02.03.2023 | Lea Huber | News WSL
Waldböden speichern grosse Mengen an organischem Kohlenstoff. Wenn Stürme den Wald verwüsten, geht dieser Kohlenstoff verloren und gelangt zu einem großen Teil als CO2 in die Atmosphäre. Bergwälder sind besonders anfällig für solche Kohlenstoffverluste, zeigt eine Studie der Eidg. Forschungsanstalt für Wald, Schnee und Landschaft WSL.
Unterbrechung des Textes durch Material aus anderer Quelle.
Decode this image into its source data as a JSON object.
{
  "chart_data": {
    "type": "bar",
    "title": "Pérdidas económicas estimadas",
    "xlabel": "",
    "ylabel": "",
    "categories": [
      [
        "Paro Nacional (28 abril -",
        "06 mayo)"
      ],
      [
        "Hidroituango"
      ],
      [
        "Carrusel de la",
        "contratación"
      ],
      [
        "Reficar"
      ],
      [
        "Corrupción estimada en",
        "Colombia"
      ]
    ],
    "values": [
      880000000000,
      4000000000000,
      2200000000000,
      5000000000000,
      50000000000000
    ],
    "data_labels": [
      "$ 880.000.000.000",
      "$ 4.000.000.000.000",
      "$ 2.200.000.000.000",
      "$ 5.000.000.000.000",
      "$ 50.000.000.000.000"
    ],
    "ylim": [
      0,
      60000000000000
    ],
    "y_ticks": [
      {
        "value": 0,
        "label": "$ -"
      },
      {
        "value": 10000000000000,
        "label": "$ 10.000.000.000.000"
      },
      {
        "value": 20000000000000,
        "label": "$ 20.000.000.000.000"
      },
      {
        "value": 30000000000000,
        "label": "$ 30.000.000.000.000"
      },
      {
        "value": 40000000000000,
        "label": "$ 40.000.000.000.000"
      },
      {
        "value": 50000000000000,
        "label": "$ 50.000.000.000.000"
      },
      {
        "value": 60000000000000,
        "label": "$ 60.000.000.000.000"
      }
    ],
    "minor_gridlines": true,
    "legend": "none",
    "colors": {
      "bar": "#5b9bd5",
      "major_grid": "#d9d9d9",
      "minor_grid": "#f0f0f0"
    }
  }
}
In Schweizer Wäldern speichern die Böden mehr CO2 in Form von organischem Kohlenstoff als die gesamte oberirdische Biomasse, also Stämme, Äste und Blätter. Dadurch spielen Waldböden im Kampf gegen den Klimawandel eine wichtige Rolle. Was passiert jedoch mit dem Kohlenstoff im Boden, wenn ein Sturm die Bäume darüber umwirft? Das haben Mathias Mayer und seine Mitforschenden von der WSL untersucht.
Sie haben dazu die Böden von Wäldern untersucht, die von den Orkanen Vivian (1990) und Lothar (1999) verwüstet wurden. Die Forschenden nahmen wiederholt Bodenproben von verschiedenen Höhenlagen zwischen 420 und 1550 Metern über Meer. Während Lothar die grössten Schäden im Mittelland anrichtete, zerstörte Vivian vor allem Bergwälder der Voralpen.
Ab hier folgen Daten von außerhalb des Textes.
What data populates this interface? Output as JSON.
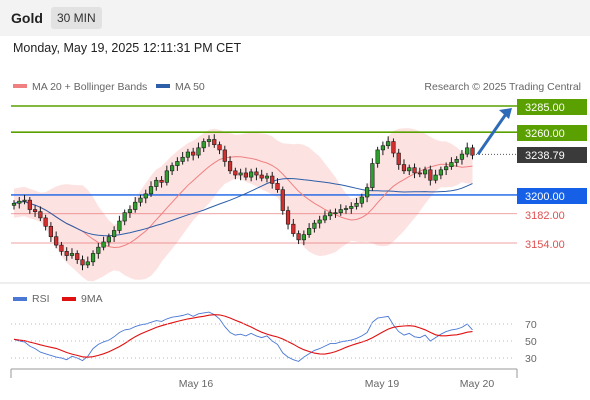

Kohlenstoffverluste nach Sturmschäden ¶
Der Vergleich von zerstörten mit unbeschädigten Wäldern zeigte: In den Jahren nach den Stürmen gingen enorme Mengen an Kohlenstoff aus dem Boden verloren, besonders in den Bergwäldern. Denn ohne Bäume wird der Waldboden wärmer und feuchter, und das fördert Mikroben, die den Humus abbauen und somit den Kohlenstoff freisetzen. Die Kohlenstoffvorräte hochgelegener Sturmflächen waren 18 Jahre nach Vivian immer noch bis zu neunzig Prozent kleiner als jene intakter Wälder. Der Grund: Wegen den kühleren Bedingungen in Bergwäldern bauen sich Blätter und Nadeln langsam ab. Deshalb sammelt sich eine mächtige Humusauflage an, die grosse Mengen Kohlenstoff speichert. Also kann auch mehr verloren gehen.
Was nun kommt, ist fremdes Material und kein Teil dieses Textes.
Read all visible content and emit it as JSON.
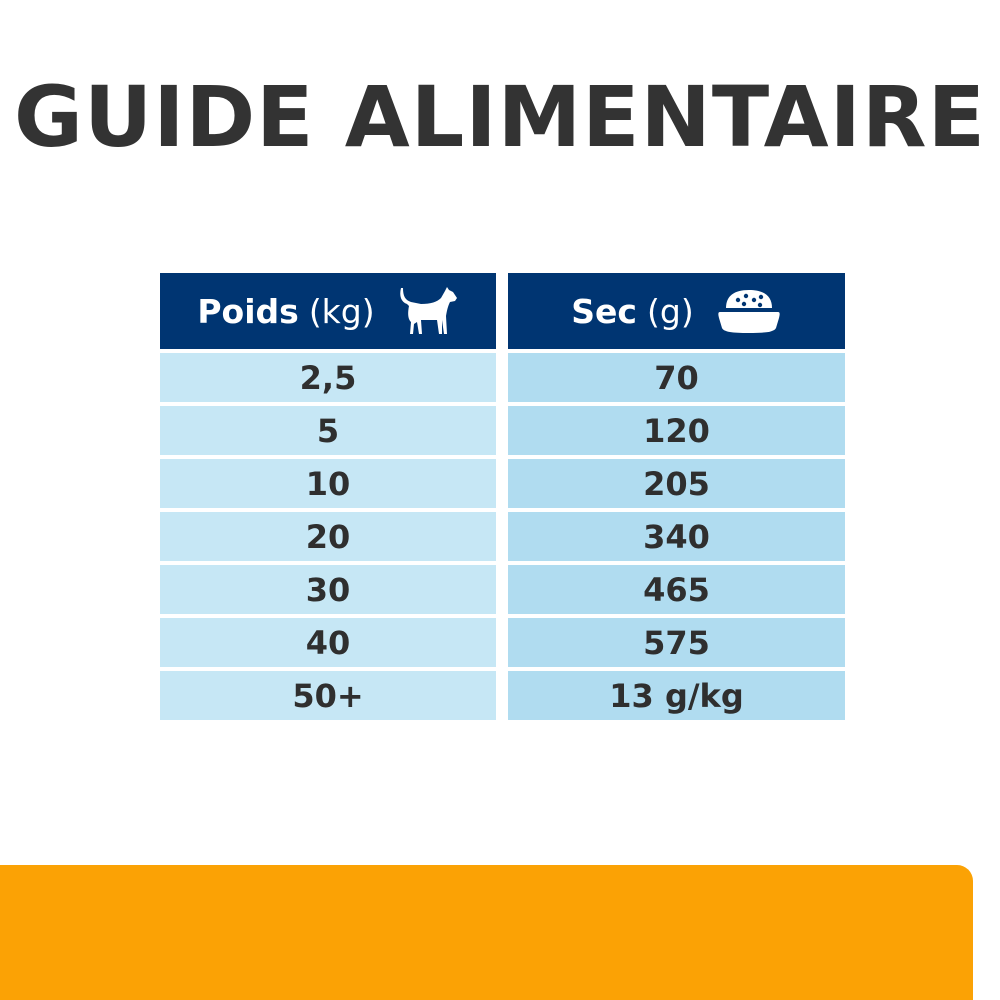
{
  "title": "GUIDE ALIMENTAIRE",
  "table": {
    "headers": [
      {
        "label": "Poids",
        "unit": "(kg)",
        "icon": "dog-icon"
      },
      {
        "label": "Sec",
        "unit": "(g)",
        "icon": "food-bowl-icon"
      }
    ],
    "rows": [
      [
        "2,5",
        "70"
      ],
      [
        "5",
        "120"
      ],
      [
        "10",
        "205"
      ],
      [
        "20",
        "340"
      ],
      [
        "30",
        "465"
      ],
      [
        "40",
        "575"
      ],
      [
        "50+",
        "13 g/kg"
      ]
    ]
  },
  "colors": {
    "header": "#003572",
    "band": "#fba205",
    "row_left": "#c6e7f5",
    "row_right": "#b0dcf0"
  }
}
Im Vergleich dazu ging in zerstörten Wäldern des Mittellandes weniger Bodenkohlenstoff verloren. Dadurch erholt sich der Speicher auch schneller. «Bereits nach 10 Jahren speichern die Böden wieder gleich viel Kohlenstoff wie zuvor. In Bergwäldern hingegen schätzen wir die Erholungszeiträume auf 60 Jahre», sagt Mayer.
Auf die ganze Schweiz hochgerechnet kommt da eine grosse Menge Kohlenstoff zusammen: Die Berechnungen der Forschenden zeigen, dass als Folge der Stürme Lothar und Vivian schweizweit rund 400'000 Tonnen Bodenkohlenstoff verloren gegangen sind. Oder anders ausgedrückt, soviel CO2 wie 400 Flugzeuge ausstossen, die von Zürich nach New York und zurück fliegen. «Dies entspricht in etwa der Menge CO2, die Wälder auf einer entsprechenden Fläche in 40 Jahren in deren Baumbiomasse festlegen», sagt Frank Hagedorn, Mitautor der Studie.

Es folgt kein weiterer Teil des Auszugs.